SHACK15: Tell us a little more about StoryMade. When did you launch the company, and what type of clients do you cater to?

Lehman-Haupt: While working with TED, I started to see that many people and brands wanted to become digital thought leaders to get their ideas, products, and services into the world in different media formats, from books to videos to digital magazines, newsletters, apps, and even live events. All of these formats required the same storytelling approach, so my company, StoryMade Studio, evolved out of that role at TED as an editor and producer.  I began working with many individuals and brands, helping them conceive and launch media projects and put together the right team to develop content, including creating master thought leadership narratives, blogs and newsletters, books, videos, managing editorial calendars, and developing social media campaigns.  The origin of the name is from my family background; a lot of my identity was literally made and shaped by the storytellers around me. 

StoryMade focuses on bioscience and health, including women’s health and gender politics, environmental health, and sustainability design. This stems from my background as a science writer. With every client, I offer a very bespoke strategy service as their storytelling thought partner, and with others, that relationship grows into building teams of writers, editors, designers, and producers that are the best to amplify their story out into the world.

SHACK15: Why has storytelling become so important for companies and thought leaders? 
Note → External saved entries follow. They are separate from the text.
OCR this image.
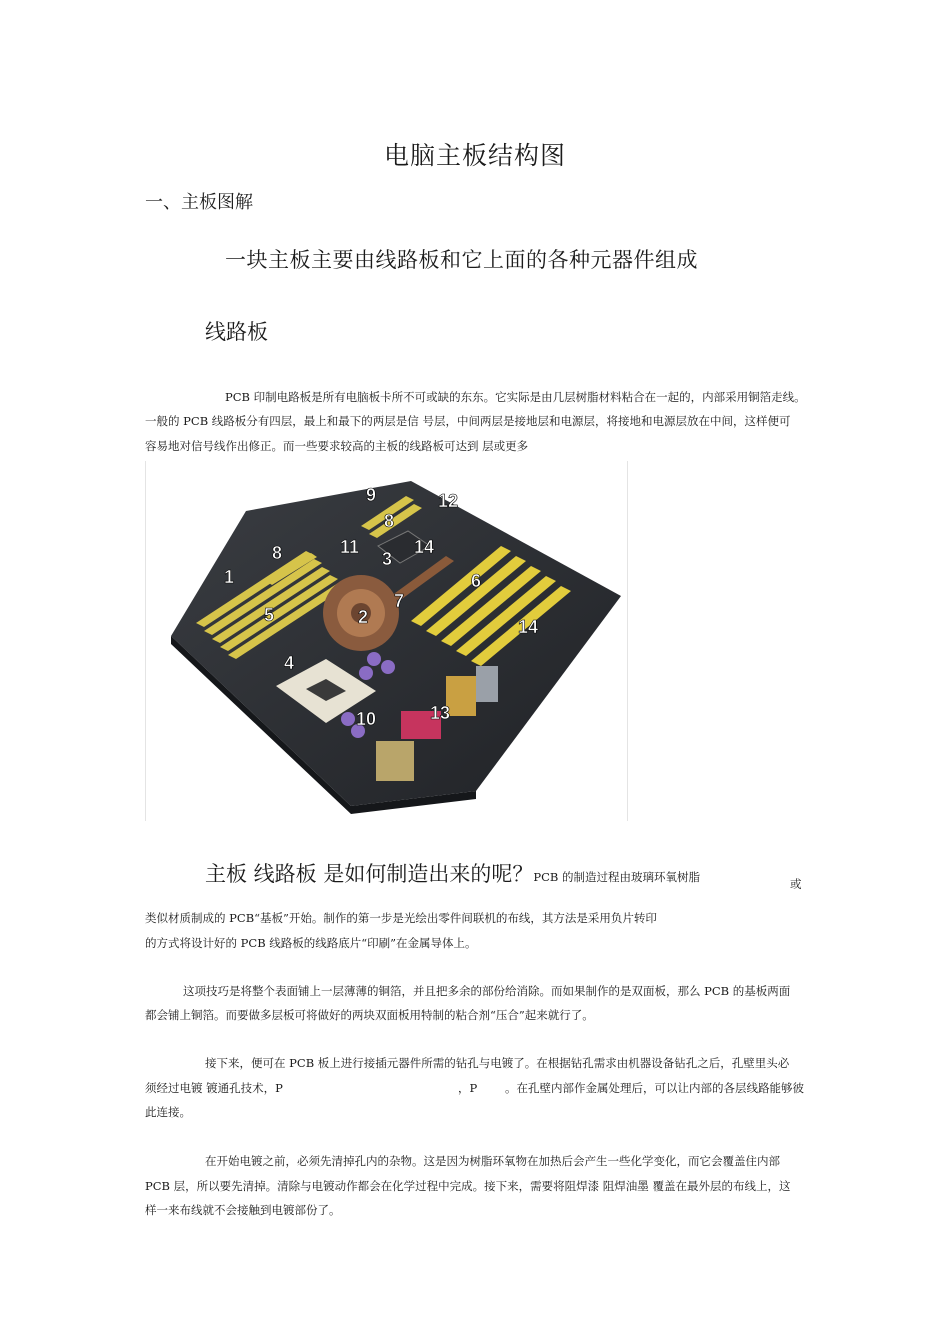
电脑主板结构图
一、主板图解
一块主板主要由线路板和它上面的各种元器件组成
线路板
PCB 印制电路板是所有电脑板卡所不可或缺的东东。它实际是由几层树脂材料粘合在一起的，内部采用铜箔走线。
一般的 PCB 线路板分有四层，最上和最下的两层是信 号层，中间两层是接地层和电源层，将接地和电源层放在中间，这样便可
容易地对信号线作出修正。而一些要求较高的主板的线路板可达到 层或更多
1
2
3
4
5
6
7
8
8
9
10
11
12
13
14
14
主板 线路板 是如何制造出来的呢？PCB 的制造过程由玻璃环氧树脂	或
类似材质制成的 PCB“基板”开始。制作的第一步是光绘出零件间联机的布线，其方法是采用负片转印
的方式将设计好的 PCB 线路板的线路底片“印刷”在金属导体上。
这项技巧是将整个表面铺上一层薄薄的铜箔，并且把多余的部份给消除。而如果制作的是双面板，那么 PCB 的基板两面
都会铺上铜箔。而要做多层板可将做好的两块双面板用特制的粘合剂“压合”起来就行了。
接下来，便可在 PCB 板上进行接插元器件所需的钻孔与电镀了。在根据钻孔需求由机器设备钻孔之后，孔壁里头必
须经过电镀 镀通孔技术，P	，P 。在孔壁内部作金属处理后，可以让内部的各层线路能够彼
此连接。
在开始电镀之前，必须先清掉孔内的杂物。这是因为树脂环氧物在加热后会产生一些化学变化，而它会覆盖住内部
PCB 层，所以要先清掉。清除与电镀动作都会在化学过程中完成。接下来，需要将阻焊漆 阻焊油墨 覆盖在最外层的布线上，这
样一来布线就不会接触到电镀部份了。
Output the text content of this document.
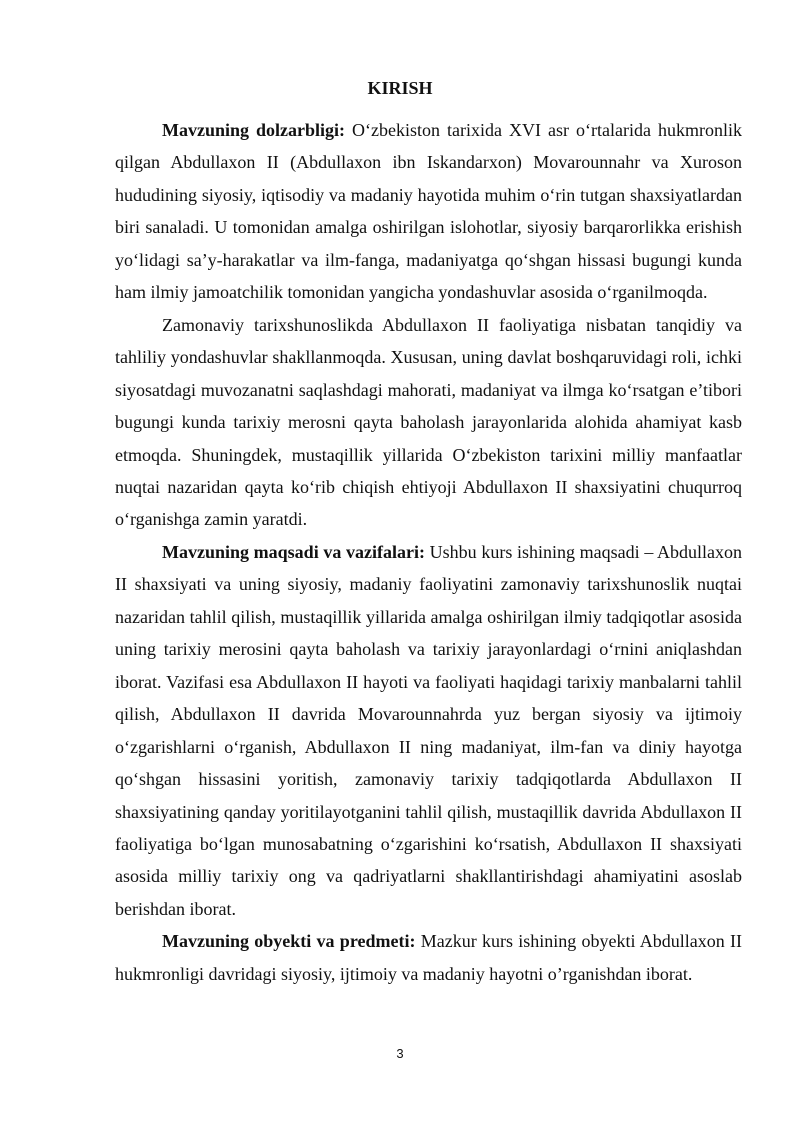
KIRISH

Mavzuning dolzarbligi: O‘zbekiston tarixida XVI asr o‘rtalarida hukmronlik qilgan Abdullaxon II (Abdullaxon ibn Iskandarxon) Movarounnahr va Xuroson hududining siyosiy, iqtisodiy va madaniy hayotida muhim o‘rin tutgan shaxsiyatlardan biri sanaladi. U tomonidan amalga oshirilgan islohotlar, siyosiy barqarorlikka erishish yo‘lidagi sa’y-harakatlar va ilm-fanga, madaniyatga qo‘shgan hissasi bugungi kunda ham ilmiy jamoatchilik tomonidan yangicha yondashuvlar asosida o‘rganilmoqda.

Zamonaviy tarixshunoslikda Abdullaxon II faoliyatiga nisbatan tanqidiy va tahliliy yondashuvlar shakllanmoqda. Xususan, uning davlat boshqaruvidagi roli, ichki siyosatdagi muvozanatni saqlashdagi mahorati, madaniyat va ilmga ko‘rsatgan e’tibori bugungi kunda tarixiy merosni qayta baholash jarayonlarida alohida ahamiyat kasb etmoqda. Shuningdek, mustaqillik yillarida O‘zbekiston tarixini milliy manfaatlar nuqtai nazaridan qayta ko‘rib chiqish ehtiyoji Abdullaxon II shaxsiyatini chuqurroq o‘rganishga zamin yaratdi.

Mavzuning maqsadi va vazifalari: Ushbu kurs ishining maqsadi – Abdullaxon II shaxsiyati va uning siyosiy, madaniy faoliyatini zamonaviy tarixshunoslik nuqtai nazaridan tahlil qilish, mustaqillik yillarida amalga oshirilgan ilmiy tadqiqotlar asosida uning tarixiy merosini qayta baholash va tarixiy jarayonlardagi o‘rnini aniqlashdan iborat. Vazifasi esa Abdullaxon II hayoti va faoliyati haqidagi tarixiy manbalarni tahlil qilish, Abdullaxon II davrida Movarounnahrda yuz bergan siyosiy va ijtimoiy o‘zgarishlarni o‘rganish, Abdullaxon II ning madaniyat, ilm-fan va diniy hayotga qo‘shgan hissasini yoritish, zamonaviy tarixiy tadqiqotlarda Abdullaxon II shaxsiyatining qanday yoritilayotganini tahlil qilish, mustaqillik davrida Abdullaxon II faoliyatiga bo‘lgan munosabatning o‘zgarishini ko‘rsatish, Abdullaxon II shaxsiyati asosida milliy tarixiy ong va qadriyatlarni shakllantirishdagi ahamiyatini asoslab berishdan iborat.

Mavzuning obyekti va predmeti: Mazkur kurs ishining obyekti Abdullaxon II hukmronligi davridagi siyosiy, ijtimoiy va madaniy hayotni o’rganishdan iborat.

3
Lehman-Haupt: Most magazines and media brands have now migrated online, but you don’t necessarily need to be attached to a brand to have an identity online.  You or the company you run can launch your own media brand, which has opened up a whole new storytelling approach, often called brand storytelling. Because we engage with ideas and brands through digital experiences, consumers now crave a human connection. That connection is a story that goes beyond demographics and actually dives into people’s attitudes and behaviors, or what’s known as their psychographics.  It’s different from traditional advertising or public relations, which is selling a product, service or story. Brand stories are told through pitch decks, articles, podcasts, videos, social media, or books that represent and bring to life the values and perspective of the different people in your audience. Designing the voice of a brand is now as important as crafting a marketing strategy in the traditional sense because it helps a company find its tribe - the people who are part of its story. 

Our brains are literally wired to remember stories than data, facts, and figures because stories literally make the brain slow down and listen. The writer Joan Didion once wrote that she writes to find out what she’s thinking. Ultimately, stories are how our brains make sense of the world. Science studies have found that storytelling fosters cooperation and even releases oxytocin,  a neurohormone associated with empathy, and a vital element in the building, deepening, and maintaining of relationships. So whether you're thinking about writing a book, or you’re starting a company, crafting a pitch, or ready to create your thought leadership narrative platform, which will become the foundation of all stories you tell, StoryMade can help. 

SHACK15: What are you looking to get out of your experience as a new member at SHACK15?

Lehman-Haupt: Co-creators,  new friends, and to spark action for change. After the pandemic, I think we’re all looking to shake the snow globe to rebuild community. I’m particularly focused on ways to support public health and women’s advocacy.   

SHACK15: What are some exciting projects you’re currently working on?

Lehman-Haupt: I'm currently working with the Mayo Clinic on a women's health content project. I’m also working with a doctor who owns a farm on a book about how regenerative farming and plant-based eating can improve our personal health and the health of the planet. I’m writing for Jane Metcalfe’s Neo.Life. Many of the stories I have written for Neo.Life are part of my second book, Reconceptions: Modern Relationships, Reproductive Science and the Unfolding Future of Family, which will be published in February 2023. I am also excited to see what unfolds from all the new connections I am making at SHACK15. The possibilities are endless.